The problem, however, is that those vents also release a lot of iron at the same time. What happens when you pump this super-hot sea water, with these dissolved goodies in it, into the bottom of an ocean that has a ton of oxygen in it, the way the modern earth does? You essentially rust that iron,” Reinhard explains. “One thing that rust is good at is scavenging and removing dissolved phosphate from solution. So these vents are actually stealing food from Earth’s biosphere on the whole.”

The consensus is that those hot seafloor vents act as phosphorus sinks, but Reinhard and his team may have found that just the opposite can happen under certain conditions. “It’s thought that hydrothermal systems will remove phosphorus from the phosphorus cycle. That’s why they’re referred to as sinks,” he says. “Our results turn that on its head. In many respects, what we’re suggesting is hydrothermal systems in many cases can be quite large potential sources of phosphorus instead of sinks.”

Oxic vs. anoxic

It all depends on whether that hydrothermal alteration of the seafloor is happening under oxic (oxygenated) or anoxic (oxygen-free) conditions.

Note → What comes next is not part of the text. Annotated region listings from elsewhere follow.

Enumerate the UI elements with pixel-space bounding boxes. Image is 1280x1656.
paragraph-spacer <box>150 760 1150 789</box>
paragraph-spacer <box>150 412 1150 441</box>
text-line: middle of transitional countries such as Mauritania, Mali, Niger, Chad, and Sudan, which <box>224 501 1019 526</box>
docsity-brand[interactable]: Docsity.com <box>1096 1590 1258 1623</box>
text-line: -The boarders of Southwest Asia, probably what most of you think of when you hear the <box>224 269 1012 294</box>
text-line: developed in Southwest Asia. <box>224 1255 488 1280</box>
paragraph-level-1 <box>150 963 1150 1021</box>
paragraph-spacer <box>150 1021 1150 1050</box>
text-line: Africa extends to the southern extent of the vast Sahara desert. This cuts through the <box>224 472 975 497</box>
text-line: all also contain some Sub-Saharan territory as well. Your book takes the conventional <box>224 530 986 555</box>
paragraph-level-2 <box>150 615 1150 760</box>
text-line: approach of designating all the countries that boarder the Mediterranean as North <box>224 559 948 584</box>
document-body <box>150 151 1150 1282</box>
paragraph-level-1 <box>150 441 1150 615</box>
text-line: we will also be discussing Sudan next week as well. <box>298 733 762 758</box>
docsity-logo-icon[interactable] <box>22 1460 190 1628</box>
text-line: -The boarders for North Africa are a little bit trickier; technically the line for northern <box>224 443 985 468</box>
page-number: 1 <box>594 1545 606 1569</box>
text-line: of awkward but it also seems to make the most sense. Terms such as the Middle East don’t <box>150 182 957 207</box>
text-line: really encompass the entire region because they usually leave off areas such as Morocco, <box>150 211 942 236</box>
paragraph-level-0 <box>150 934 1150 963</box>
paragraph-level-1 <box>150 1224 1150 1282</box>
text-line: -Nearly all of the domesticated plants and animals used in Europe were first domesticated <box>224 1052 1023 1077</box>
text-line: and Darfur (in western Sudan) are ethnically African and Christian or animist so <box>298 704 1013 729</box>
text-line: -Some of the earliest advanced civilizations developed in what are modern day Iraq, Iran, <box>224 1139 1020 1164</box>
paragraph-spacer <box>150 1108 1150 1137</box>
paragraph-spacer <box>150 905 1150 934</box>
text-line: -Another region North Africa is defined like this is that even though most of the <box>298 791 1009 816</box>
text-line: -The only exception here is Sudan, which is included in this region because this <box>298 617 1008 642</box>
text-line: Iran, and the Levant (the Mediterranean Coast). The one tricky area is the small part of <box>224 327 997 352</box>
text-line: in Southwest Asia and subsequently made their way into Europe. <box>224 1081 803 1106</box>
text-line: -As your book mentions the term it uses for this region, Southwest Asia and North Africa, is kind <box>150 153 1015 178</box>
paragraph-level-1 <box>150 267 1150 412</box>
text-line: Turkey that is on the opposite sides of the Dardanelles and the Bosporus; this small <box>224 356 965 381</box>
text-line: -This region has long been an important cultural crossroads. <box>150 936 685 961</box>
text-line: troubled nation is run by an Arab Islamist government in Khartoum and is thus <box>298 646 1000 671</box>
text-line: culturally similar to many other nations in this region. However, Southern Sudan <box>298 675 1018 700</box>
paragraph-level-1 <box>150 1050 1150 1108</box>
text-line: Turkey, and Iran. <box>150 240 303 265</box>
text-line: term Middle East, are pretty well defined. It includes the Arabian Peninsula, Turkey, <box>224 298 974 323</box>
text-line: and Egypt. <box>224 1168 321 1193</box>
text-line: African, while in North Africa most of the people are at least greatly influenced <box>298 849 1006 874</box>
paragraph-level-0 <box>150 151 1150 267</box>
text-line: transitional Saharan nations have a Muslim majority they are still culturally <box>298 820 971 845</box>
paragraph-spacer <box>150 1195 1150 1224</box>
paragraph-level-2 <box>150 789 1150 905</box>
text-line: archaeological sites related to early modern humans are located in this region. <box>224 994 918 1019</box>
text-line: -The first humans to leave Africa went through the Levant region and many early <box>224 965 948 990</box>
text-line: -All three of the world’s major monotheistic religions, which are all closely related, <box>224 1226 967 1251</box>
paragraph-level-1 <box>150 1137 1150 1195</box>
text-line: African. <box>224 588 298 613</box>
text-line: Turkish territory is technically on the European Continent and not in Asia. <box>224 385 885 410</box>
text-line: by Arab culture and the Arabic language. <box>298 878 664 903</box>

If anoxic, that phosphorus could potentially be harvested, Reinhard says.

“We did some experimental work looking at the chemical reactions between ocean crust and anoxic (oxygen-free) seawater, and ended up finding a novel route towards the production of nutrient phosphorus,” Reinhard says. 

The team did that by taking pieces of that ocean crust and incubating them at temperatures and pressures meant to mimic how that crust is changed by hydrothermal activity. “We used a novel isotope tracer method to track the degree that crust was being dissolved, and the rate materials were being released into solution,” says Reinhard. 

The research team estimated the ratio between phosphorus release and carbon dioxide consumption in their findings. As stated in the study’s abstract, “This ratio is comparable to that of modern rivers, suggesting that submarine weathering under anoxic conditions is potentially a significant source of bioavailable phosphorus to planetary oceans.” 

The team’s findings also mean that ocean-covered planets and moons could join rocky planetary bodies as potential targets for the next generation of orbiting telescopes and planetary probes looking for key elements and molecules like phosphorus, oxygen, and methane as clues to habitability.

According to the study, “Volatile-rich Earth-like planets lacking exposed continents could develop robust biospheres capable of sustaining remotely detectable atmospheric biosignatures.”

Reinhard adds: “We think this result is likely to reshape the way folks look at the evolution of nutrient cycling on Earth, how the capacity of the biosphere to produce oxygen has evolved over time, and the likelihood that life will be remotely detectable on other rocky planets.”

Funding for this research was provided by NASA's Interdisciplinary Consortia for Astrobiology Research (ICAR) and the NASA Nexus for Exoplanet System Science (NExSS).